Il coroner stabilì che Paul Williams era morto per un colpo di pistola alla tempia sinistra autoinflitto e sparato con la pistola rinvenuta insieme al cadavere. Tuttavia Paul Williams era destro, e lo stesso coroner stabilì che la pistola era stata impugnata proprio con la mano destra, ma il colpo era stato sparato alla tempia sinistra: operazione che richiede un movimento del tutto innaturale ma non impossibile. Inoltre la perizia stabilì che la pistola aveva sparato due colpi, ma solo un proiettile fu trovato sulla scena; questo in realtà è poco significativo perché Williams potrebbe aver sparato il primo colpo in un'altra circostanza e in un'altra occasione.

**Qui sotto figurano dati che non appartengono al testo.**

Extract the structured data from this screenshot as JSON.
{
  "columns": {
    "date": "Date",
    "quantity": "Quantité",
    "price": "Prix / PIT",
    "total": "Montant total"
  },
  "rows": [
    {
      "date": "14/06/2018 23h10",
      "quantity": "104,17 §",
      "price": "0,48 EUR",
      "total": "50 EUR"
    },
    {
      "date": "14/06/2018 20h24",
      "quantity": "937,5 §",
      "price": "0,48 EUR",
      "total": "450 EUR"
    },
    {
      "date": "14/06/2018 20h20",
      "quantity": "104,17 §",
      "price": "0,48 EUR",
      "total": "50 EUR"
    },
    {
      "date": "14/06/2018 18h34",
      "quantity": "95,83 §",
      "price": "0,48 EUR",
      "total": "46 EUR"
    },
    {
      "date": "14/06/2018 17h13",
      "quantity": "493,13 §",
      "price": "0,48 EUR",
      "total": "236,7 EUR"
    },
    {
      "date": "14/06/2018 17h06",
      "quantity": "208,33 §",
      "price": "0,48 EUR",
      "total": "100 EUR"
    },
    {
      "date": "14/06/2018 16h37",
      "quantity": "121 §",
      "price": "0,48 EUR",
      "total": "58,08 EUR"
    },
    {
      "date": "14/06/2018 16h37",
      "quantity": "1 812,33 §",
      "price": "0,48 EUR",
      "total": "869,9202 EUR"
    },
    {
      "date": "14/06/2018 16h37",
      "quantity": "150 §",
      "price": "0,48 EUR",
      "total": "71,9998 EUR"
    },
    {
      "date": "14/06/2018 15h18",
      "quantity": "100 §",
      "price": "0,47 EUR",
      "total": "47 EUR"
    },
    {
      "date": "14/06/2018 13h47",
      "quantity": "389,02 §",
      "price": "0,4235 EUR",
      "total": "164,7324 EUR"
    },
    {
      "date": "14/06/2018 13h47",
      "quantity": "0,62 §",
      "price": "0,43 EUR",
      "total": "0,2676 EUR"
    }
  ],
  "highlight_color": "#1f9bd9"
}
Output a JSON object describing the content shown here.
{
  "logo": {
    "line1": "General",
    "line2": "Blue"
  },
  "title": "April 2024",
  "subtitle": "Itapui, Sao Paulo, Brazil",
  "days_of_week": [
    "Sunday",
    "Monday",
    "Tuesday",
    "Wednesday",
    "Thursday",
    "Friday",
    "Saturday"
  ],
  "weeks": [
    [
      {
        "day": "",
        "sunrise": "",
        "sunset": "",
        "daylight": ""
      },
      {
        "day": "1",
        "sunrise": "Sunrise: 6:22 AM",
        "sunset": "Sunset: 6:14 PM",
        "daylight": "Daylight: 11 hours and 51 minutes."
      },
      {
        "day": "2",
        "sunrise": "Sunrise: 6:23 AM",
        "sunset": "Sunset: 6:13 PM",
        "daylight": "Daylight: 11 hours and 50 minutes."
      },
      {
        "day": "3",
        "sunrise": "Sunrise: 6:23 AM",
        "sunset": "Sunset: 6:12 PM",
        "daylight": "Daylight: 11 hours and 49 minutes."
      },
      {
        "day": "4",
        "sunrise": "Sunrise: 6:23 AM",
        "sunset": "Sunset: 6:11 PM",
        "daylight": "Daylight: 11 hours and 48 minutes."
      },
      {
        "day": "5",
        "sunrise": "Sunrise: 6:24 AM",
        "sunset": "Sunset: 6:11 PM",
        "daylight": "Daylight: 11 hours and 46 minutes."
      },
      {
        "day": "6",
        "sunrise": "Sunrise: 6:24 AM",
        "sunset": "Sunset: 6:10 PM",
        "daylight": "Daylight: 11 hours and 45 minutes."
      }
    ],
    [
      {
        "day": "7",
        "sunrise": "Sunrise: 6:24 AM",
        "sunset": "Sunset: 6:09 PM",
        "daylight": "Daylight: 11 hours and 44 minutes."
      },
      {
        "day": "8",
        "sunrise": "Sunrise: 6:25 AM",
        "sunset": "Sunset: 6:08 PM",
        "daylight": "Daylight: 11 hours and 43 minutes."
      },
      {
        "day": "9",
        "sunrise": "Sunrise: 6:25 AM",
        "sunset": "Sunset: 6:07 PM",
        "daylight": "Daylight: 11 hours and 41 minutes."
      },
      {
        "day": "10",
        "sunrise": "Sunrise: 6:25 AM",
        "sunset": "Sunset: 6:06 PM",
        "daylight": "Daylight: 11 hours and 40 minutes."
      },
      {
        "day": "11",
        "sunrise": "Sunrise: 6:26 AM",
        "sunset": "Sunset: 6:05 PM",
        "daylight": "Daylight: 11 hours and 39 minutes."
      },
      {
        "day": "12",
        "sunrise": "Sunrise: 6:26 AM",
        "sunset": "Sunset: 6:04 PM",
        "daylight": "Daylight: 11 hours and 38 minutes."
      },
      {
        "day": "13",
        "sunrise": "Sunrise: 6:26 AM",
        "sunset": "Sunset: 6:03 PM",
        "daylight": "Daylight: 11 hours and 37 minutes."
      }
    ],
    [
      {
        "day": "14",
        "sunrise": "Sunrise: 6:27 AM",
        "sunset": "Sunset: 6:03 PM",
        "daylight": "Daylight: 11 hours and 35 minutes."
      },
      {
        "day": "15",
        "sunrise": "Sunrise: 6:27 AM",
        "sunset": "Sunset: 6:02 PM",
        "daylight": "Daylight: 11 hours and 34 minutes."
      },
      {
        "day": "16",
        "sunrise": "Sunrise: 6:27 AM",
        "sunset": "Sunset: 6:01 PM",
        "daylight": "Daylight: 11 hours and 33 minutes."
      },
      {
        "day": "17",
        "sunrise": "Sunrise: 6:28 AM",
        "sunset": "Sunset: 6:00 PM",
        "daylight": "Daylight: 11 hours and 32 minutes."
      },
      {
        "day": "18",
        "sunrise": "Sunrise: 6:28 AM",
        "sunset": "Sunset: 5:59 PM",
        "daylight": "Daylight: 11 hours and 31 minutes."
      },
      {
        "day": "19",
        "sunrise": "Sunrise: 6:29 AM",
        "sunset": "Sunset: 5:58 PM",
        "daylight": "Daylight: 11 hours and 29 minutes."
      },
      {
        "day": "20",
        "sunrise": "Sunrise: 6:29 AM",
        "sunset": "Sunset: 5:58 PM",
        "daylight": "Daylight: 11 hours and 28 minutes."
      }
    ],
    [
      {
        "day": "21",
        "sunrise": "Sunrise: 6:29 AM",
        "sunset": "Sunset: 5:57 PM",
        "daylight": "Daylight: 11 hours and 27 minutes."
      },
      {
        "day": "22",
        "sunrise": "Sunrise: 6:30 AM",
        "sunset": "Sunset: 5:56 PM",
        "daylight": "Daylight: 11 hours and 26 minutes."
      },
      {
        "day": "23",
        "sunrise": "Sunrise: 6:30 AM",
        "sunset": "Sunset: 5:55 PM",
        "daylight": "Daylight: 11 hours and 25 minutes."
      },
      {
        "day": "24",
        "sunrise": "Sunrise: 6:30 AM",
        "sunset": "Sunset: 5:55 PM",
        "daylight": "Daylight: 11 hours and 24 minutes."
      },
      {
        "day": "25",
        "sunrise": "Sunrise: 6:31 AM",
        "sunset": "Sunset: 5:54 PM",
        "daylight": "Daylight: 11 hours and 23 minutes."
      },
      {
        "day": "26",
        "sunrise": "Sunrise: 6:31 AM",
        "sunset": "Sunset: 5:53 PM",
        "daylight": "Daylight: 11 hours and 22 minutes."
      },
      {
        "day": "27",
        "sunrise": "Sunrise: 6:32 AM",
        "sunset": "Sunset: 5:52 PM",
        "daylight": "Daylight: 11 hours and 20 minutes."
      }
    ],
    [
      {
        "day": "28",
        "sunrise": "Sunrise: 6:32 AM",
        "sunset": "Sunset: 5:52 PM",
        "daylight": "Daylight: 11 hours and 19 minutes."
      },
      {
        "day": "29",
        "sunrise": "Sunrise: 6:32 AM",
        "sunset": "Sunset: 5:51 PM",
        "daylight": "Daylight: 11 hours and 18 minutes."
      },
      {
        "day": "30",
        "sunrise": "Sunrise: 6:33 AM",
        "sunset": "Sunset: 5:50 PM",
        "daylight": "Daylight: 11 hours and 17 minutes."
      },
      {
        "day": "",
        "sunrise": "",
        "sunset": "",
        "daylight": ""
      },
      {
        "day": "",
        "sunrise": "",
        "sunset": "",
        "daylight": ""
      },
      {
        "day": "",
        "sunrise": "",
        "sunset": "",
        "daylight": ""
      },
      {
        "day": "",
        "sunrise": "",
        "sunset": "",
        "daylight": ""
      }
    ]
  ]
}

L'intera vicenda è quindi ancora poco chiara e molto confusa. L'ipotesi del suicidio resta comunque la più probabile, anche perché secondo il racconto di Otis Williams, un altro membro dei Temptations non legato a Paul da parentela nonostante il cognome, nella sua autobiografia Paul aveva manifestato anche in passato tendenze suicide. Inoltre quel periodo della sua vita era particolarmente turbolento. Poco prima di andare a vivere con Ronnie era stato cacciato di casa dalla moglie Mary Agnes, da cui aveva avuto sei figli, per il fatto di aver ricominciato a bere e per i suoi comportamenti violenti.

In ogni caso il rapporto autoptico non è mai stato pubblicato e la famiglia di Paul Williams non crede che si sia trattato di un suicidio. Joe Williams, il fratello di Paul, sostiene che il rapporto non sia stato pubblicato perché conterrebbe dettagli incompatibili con un suicidio. Ad esempio il fatto che il colpo mortale sarebbe stato sparato frontalmente e non sulla tempia, che il tasso alcolemico nel sangue di Paul Williams sarebbe stato dello 0,19% (il limite per poter guidare negli Stati Uniti è di 0,08%) e che in quelle condizioni sarebbe stato impossibile per lui guidare l'auto fino al luogo del ritrovamento. Tuttavia il cadavere di Paul Williams rimase alla camera ardente per due giorni e nessuno sollevò il dubbio che il foro del proiettile non fosse dove risultava dalle dichiarazioni del medico legale. E il livello alcolemico al massimo può servire a sostenere che Paul si è fatto accompagnare lì da qualcuno e poi si è suicidato.

Moltissimi dettagli sono ancora poco chiari di questa assurda vicenda, ma il suicidio resta l'ipotesi più plausibile.